You will see that creating a report is a three step process. It requires you to configure the report parameters and the delivery destination, and then you have to review and create your report.
The configurable parameters are the following:
-
Report Name
-
Report Description
-
CVE severity
-
CVE status
-
Image type
-
CVEs discovered since (with a date)
-
And a Report scope.
-
Fill out the information with the following updates
-
Report Name
-
frontend-vuln-report-
Report Description (optional)
-
CVE severity
-
Critical & Important
-
-
CVE status
-
Fixable & Unfixable
-
-
Image type
-
Deployed & Watched images
-
-
CVEs discovered since (with a date)
-
All time
-
-
Optional columns
-
Check NVD and EPSS Scores
-
When you are done, select the Select a collection dropdown
-
Click Create Collection
-
-
| The collection scope is where you are going to target the frontend application |
-
Give your collection the name
frontend-collection
-
Click the deployment dropdown and select "Deployments with names matching" then "Exact value of" and type "frontend"

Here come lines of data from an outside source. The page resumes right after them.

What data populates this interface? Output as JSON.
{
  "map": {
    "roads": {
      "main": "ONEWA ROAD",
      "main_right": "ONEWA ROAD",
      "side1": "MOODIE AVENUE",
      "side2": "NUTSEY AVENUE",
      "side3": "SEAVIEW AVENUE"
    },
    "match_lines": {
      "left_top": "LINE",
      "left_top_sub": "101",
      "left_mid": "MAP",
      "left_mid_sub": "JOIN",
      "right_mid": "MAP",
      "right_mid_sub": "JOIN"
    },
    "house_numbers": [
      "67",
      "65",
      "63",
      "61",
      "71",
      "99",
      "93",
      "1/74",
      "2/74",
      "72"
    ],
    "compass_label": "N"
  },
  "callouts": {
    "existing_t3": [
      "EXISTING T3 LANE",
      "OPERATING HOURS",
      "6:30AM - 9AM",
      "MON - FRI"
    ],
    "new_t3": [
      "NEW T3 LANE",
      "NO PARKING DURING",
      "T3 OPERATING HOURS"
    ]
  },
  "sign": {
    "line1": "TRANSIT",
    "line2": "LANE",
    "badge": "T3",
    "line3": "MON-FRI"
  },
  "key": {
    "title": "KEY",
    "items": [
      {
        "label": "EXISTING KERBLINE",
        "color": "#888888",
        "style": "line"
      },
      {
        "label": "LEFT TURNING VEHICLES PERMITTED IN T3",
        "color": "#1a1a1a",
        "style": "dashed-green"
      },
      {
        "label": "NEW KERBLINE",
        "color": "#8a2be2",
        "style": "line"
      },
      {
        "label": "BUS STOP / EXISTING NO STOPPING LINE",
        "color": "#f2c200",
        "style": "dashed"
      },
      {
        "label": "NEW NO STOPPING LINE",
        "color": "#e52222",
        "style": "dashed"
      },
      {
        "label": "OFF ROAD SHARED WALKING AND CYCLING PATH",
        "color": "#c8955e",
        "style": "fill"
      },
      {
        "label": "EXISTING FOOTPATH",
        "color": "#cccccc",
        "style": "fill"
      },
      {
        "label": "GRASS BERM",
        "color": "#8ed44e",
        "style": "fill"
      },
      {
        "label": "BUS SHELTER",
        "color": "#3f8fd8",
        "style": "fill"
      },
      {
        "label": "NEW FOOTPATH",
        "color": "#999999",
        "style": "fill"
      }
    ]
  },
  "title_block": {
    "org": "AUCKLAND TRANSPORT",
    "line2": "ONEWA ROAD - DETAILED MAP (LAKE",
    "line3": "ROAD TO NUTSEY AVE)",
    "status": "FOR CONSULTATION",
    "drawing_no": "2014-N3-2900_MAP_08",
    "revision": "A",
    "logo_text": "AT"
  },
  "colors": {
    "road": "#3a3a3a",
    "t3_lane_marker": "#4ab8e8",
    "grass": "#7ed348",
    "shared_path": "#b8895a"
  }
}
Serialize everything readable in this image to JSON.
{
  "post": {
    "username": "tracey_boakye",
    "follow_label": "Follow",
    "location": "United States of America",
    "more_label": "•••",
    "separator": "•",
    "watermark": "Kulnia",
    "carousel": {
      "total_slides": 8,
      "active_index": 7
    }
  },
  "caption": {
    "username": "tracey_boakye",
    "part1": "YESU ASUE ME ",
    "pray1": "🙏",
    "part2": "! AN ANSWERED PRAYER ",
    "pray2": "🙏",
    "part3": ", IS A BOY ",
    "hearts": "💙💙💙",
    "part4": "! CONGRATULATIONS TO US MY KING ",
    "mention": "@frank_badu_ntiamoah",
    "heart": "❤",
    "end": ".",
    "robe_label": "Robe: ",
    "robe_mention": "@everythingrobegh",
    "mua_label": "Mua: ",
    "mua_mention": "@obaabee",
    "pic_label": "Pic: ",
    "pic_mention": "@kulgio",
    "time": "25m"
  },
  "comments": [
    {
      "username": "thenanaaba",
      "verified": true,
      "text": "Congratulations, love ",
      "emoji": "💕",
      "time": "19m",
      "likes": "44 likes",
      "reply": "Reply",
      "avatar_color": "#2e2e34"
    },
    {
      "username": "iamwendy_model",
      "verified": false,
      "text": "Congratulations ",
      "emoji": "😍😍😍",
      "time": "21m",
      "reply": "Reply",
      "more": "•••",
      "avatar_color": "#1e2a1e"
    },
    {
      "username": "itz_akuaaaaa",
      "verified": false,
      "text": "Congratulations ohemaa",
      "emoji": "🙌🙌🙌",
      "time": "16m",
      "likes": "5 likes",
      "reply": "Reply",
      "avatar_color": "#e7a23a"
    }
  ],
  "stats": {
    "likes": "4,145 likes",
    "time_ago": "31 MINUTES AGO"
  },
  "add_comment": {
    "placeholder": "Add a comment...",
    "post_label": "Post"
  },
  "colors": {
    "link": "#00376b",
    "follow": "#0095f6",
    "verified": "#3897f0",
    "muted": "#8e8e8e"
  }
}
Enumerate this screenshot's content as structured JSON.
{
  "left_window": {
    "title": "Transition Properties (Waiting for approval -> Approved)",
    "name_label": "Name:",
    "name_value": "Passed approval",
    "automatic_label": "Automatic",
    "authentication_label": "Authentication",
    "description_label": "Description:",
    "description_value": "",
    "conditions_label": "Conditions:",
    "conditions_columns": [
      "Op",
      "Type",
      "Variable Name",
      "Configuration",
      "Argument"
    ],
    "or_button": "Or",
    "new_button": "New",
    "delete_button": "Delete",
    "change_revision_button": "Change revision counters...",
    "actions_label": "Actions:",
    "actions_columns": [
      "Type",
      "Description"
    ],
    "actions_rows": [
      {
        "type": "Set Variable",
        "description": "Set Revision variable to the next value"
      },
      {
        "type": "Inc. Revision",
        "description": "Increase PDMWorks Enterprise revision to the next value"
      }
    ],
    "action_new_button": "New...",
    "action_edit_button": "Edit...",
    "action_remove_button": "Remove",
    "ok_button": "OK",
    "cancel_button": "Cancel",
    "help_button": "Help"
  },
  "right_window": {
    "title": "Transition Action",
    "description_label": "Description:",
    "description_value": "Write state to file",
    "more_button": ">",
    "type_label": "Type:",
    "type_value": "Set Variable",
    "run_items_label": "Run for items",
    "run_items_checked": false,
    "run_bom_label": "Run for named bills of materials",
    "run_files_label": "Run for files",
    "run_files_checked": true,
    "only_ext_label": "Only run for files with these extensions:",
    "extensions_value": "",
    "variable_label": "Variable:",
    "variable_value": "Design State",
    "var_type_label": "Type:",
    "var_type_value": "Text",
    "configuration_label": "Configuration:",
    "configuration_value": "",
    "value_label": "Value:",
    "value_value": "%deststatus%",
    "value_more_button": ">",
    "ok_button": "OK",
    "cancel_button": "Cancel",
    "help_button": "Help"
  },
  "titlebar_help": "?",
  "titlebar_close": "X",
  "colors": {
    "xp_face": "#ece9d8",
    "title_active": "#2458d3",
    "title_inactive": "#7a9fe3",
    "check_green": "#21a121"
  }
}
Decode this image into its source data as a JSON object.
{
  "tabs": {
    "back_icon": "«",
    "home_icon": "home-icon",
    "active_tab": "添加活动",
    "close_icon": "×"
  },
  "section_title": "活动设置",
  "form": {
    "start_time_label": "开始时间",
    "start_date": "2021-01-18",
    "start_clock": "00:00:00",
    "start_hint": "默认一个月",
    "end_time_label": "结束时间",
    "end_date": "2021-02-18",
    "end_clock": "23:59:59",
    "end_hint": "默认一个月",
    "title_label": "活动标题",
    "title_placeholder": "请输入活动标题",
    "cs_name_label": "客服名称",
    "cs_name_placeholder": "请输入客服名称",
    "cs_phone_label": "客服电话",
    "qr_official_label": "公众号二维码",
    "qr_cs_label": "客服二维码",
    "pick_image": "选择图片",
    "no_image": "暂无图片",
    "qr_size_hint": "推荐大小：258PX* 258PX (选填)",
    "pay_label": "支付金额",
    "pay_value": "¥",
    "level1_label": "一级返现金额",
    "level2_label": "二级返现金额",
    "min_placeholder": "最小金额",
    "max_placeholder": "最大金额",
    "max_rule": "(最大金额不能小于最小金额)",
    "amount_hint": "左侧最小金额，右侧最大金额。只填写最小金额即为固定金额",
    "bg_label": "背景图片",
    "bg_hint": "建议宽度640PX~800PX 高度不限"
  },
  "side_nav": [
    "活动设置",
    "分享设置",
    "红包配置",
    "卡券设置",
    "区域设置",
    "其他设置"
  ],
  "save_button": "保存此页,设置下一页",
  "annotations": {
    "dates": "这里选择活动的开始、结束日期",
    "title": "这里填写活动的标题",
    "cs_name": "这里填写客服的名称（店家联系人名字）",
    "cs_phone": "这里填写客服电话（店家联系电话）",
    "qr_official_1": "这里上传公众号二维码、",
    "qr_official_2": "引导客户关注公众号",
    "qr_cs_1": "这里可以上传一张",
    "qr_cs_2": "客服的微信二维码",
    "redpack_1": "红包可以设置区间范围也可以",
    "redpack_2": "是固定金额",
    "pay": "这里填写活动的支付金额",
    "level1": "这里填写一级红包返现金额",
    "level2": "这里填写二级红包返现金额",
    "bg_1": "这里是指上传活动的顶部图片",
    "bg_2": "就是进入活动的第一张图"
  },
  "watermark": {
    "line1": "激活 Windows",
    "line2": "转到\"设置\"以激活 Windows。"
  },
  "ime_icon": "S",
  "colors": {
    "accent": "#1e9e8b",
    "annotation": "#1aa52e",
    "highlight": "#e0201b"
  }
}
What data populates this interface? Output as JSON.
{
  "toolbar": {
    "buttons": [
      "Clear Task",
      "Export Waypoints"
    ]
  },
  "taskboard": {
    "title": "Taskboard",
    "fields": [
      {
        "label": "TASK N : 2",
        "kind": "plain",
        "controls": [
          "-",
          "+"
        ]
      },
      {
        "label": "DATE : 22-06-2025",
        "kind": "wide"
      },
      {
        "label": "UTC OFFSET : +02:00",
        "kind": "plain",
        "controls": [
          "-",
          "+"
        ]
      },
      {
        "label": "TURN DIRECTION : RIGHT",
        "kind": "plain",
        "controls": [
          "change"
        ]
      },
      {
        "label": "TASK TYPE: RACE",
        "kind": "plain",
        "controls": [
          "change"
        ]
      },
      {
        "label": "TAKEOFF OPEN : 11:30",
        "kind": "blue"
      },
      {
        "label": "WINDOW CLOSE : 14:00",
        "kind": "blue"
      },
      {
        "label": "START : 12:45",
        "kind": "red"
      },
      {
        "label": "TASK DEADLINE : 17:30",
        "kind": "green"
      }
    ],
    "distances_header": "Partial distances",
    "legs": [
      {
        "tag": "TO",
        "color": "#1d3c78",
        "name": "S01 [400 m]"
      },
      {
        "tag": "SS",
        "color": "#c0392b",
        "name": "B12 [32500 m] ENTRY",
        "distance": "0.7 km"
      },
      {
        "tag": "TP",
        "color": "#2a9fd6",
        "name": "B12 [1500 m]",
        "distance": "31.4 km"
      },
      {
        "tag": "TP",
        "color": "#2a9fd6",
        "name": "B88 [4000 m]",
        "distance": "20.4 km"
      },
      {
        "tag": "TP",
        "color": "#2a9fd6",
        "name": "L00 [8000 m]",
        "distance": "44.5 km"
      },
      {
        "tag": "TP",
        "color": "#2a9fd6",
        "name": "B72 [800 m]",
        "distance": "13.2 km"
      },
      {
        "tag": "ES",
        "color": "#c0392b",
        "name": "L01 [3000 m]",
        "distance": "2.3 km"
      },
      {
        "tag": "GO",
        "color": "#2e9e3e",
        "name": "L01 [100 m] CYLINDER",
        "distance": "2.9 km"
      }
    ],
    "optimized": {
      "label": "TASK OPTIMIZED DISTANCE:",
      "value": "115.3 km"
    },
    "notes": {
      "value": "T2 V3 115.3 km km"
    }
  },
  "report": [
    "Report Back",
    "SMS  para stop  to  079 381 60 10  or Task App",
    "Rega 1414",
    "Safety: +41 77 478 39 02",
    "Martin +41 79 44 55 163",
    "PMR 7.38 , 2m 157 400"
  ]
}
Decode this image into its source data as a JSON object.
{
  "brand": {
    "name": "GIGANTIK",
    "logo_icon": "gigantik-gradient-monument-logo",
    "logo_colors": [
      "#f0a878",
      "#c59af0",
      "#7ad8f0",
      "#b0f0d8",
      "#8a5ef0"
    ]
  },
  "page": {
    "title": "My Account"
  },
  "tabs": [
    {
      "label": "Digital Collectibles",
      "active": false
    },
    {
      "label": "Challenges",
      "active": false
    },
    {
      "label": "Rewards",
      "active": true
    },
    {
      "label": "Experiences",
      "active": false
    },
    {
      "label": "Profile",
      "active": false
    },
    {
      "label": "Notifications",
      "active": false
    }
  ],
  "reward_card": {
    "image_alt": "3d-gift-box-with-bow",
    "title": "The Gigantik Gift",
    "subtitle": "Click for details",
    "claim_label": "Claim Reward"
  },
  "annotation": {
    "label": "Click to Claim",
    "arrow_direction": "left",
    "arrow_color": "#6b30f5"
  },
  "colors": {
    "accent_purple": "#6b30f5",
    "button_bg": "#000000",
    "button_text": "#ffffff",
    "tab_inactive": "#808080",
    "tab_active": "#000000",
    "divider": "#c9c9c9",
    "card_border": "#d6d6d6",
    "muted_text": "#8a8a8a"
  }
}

| You can create collection rules by deployment, namespace and cluster. The collections are setup this way so that you can easily attach policies, vulnerability reports and notifications by the logical groupings of your organization. |
-
Review the collection
-
Scroll to the bottom of the page and click Save
-
Click Next once you are back in the Configure report parameters tab
You WILL NOT set up the email notifier as it’s not needed to view results.
-
Click Next
-
Review your masterpiece and click Create
Let’s review the results!
-
Click the vertical ellipses on the right side of the UI and click Generate Download
-
Then click the "ready for download" link and review the results!
What would you do?
It’s clear that our notification selection and collection process wasn’t the most efficient way to target a single vulnerability.
Before the next module, think about how you’d organize your notifications and collections. Would you use labels or groups? Would you make sure emails are included in the Kubernetes and OpenShift deployment labels to easily reach the right groups?
When sending these communications, keep these questions in mind:
-
What schedule would have the greatest impact when communicating with stakeholders?
-
Who is the intended audience?
-
Should the report focus only on specific severity vulnerabilities?
-
Should it only include vulnerabilities that are fixable?